Dans de telles affaires , bien malin qui peut sonder les reins et les cœurs. Les spécialistes de la DST se posent plus de questions qu’il n’y a de réponses; le doute envahira souvent la réflexion de ses responsables. Mais les documents arrivent, en masse. S’il y a machination, où en est l’intérêt, l’objectif ?

Au cours de l’année suivante, il fournira près de 4.000 documents de toute première importance sur la collecte et l’analyse scientifique et technique par le KGB. 70 % des informations de Farewell concernent les États-unis, parce que c’est ce pays qui a le meilleur potentiel technologique, mais tous les pays occidentaux sont concernés.

Grâce aux milliers de documents fournis par Farewell, ce n’est pas tant l’ampleur du pillage scientifique et technologique soviétique que les gouvernements occidentaux découvrent, que sa planification et son organisation systématiques par la VPK, la Commission de l’industrie militaire.
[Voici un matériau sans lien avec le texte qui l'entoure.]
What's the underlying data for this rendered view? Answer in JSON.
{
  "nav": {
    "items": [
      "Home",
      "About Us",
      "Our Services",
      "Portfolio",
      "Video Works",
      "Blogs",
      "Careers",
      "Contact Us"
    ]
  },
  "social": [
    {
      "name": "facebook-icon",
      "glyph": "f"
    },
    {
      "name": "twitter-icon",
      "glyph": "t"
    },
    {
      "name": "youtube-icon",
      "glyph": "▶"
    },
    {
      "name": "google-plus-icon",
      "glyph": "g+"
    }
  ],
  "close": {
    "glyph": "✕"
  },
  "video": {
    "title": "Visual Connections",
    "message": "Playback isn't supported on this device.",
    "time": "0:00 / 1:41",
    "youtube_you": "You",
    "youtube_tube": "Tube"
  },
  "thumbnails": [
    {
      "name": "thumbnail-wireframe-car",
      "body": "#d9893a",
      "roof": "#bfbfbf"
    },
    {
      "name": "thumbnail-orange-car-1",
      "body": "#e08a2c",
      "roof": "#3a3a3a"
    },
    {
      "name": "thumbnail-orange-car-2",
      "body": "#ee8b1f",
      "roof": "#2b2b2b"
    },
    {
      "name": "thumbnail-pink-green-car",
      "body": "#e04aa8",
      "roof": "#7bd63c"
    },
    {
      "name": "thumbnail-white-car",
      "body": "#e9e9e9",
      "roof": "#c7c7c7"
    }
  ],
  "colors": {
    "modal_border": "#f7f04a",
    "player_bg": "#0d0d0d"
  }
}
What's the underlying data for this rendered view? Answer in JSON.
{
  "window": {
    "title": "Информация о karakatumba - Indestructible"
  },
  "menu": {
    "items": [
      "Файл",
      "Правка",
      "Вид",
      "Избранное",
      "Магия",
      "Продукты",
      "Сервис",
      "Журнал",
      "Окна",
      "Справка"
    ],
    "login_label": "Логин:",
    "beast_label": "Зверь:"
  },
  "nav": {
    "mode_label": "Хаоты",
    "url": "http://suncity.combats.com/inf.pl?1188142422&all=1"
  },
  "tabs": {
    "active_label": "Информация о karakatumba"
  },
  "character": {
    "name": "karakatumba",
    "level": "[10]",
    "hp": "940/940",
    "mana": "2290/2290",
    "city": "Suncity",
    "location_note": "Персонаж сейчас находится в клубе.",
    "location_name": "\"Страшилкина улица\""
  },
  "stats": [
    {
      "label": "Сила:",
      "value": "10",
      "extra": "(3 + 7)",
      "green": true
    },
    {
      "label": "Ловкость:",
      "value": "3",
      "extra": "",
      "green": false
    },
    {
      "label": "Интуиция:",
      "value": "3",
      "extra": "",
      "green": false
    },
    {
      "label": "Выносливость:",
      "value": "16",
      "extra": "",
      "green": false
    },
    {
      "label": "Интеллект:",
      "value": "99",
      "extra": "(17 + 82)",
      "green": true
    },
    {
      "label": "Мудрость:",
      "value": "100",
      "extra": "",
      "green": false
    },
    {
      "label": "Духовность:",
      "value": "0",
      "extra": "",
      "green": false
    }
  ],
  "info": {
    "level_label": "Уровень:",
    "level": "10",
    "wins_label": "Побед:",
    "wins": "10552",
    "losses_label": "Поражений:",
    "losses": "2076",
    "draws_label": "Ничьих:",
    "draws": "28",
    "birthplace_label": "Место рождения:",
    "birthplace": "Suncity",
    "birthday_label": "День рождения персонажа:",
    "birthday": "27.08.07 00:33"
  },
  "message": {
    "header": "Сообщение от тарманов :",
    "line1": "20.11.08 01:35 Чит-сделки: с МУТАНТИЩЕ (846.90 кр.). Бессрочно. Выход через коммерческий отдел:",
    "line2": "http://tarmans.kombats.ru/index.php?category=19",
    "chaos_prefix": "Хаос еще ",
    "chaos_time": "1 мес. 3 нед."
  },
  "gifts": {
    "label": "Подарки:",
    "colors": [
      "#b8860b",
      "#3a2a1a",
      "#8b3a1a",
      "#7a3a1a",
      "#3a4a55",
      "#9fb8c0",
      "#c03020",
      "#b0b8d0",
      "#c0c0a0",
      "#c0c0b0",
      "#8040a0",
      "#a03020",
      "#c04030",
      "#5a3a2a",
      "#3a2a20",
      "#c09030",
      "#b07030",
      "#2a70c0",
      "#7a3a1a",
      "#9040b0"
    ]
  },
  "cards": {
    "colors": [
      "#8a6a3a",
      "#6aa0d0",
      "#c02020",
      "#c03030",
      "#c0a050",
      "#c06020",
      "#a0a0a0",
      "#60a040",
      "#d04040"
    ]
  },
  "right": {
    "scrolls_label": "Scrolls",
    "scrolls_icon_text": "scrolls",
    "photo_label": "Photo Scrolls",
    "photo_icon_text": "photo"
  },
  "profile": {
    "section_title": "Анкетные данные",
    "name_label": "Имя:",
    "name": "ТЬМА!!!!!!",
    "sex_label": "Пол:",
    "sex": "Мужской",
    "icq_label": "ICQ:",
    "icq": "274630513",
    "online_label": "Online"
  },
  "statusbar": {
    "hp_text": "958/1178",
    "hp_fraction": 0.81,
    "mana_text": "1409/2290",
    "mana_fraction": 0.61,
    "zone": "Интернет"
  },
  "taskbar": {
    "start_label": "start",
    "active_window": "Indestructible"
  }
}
Une collecte faite à la demande : les divers secteurs militaires et industriels faisaient connaître chaque année leurs insuffisances et leurs retards.

À charge pour les agents des services secrets soviétiques infiltrés (2) dans le monde entier de leur fournir les informations technologiques qui leur manquaient. Les économies ainsi réalisées sont méthodiquement chiffrées: 6,5 milliards de francs entre 1976 et 1980. Les bilans de la VPK montrent qu’entre 1979 et 1981, de nombreux systèmes d’armes soviétiques ont bénéficié chaque année de la technologie occidentale.

Vetrov ignore par contre l’identité des agents occidentaux au service des Soviétiques et ne peut qu’aider à en définir les caractéristiques. …

Il fournira par contre l’identité de 222 officiers du KGB de la ligne X sous couverture diplomatique dans l’ensemble des pays du bloc de l’Ouest et 70 agents clandestins de la Direction T.

Ce chiffre a d’ailleurs étonné certains professionnels qui n’ignorent pas le cloisonnement efficace existant entre les différents départements du KGB, mais qui n’ont pas compris qu’au poste où il se trouvait, il n’y avait plus ce cloisonnement, que les documents “Soverchenno sekret” quittaient les coffres forts où ils étaient conservés, pour transiter pendant quelques jours par le bureau de Vetrov qui en faisait profiter son traitant, avant de retourner dans l’espace cloisonné sécurisant.

 

Mais son apport à la cause du monde libre, et cela on le sait moins, n’a pas consisté qu’en informations d’ordre purement technologique.

En professionnel, il n’aimait pas être orienté sur des sujets qu’il ne dominait pas parfaitement; mais les réponses qu’il apportait dans divers domaines avaient une certaine valeur: l’évolution de la situation en Pologne, des évaluations sur l’implication soviétique dans l’attentat contre le Pape (Gromyko affirmant aux représentants des pays du Pacte que ce problème allait être réglé), etc.

C’est en témoin qu’il a pu raconter la réunion qui a eu lieu à Kaliningrad, en présence de Brejnev, qui tirait les conclusions du lancement de la première navette américaine, avec la participation du fin du fin du complexe militaro- industriel.; le directeur de la séance avait demandé à chacun de répondre en disant la vérité, pour une fois…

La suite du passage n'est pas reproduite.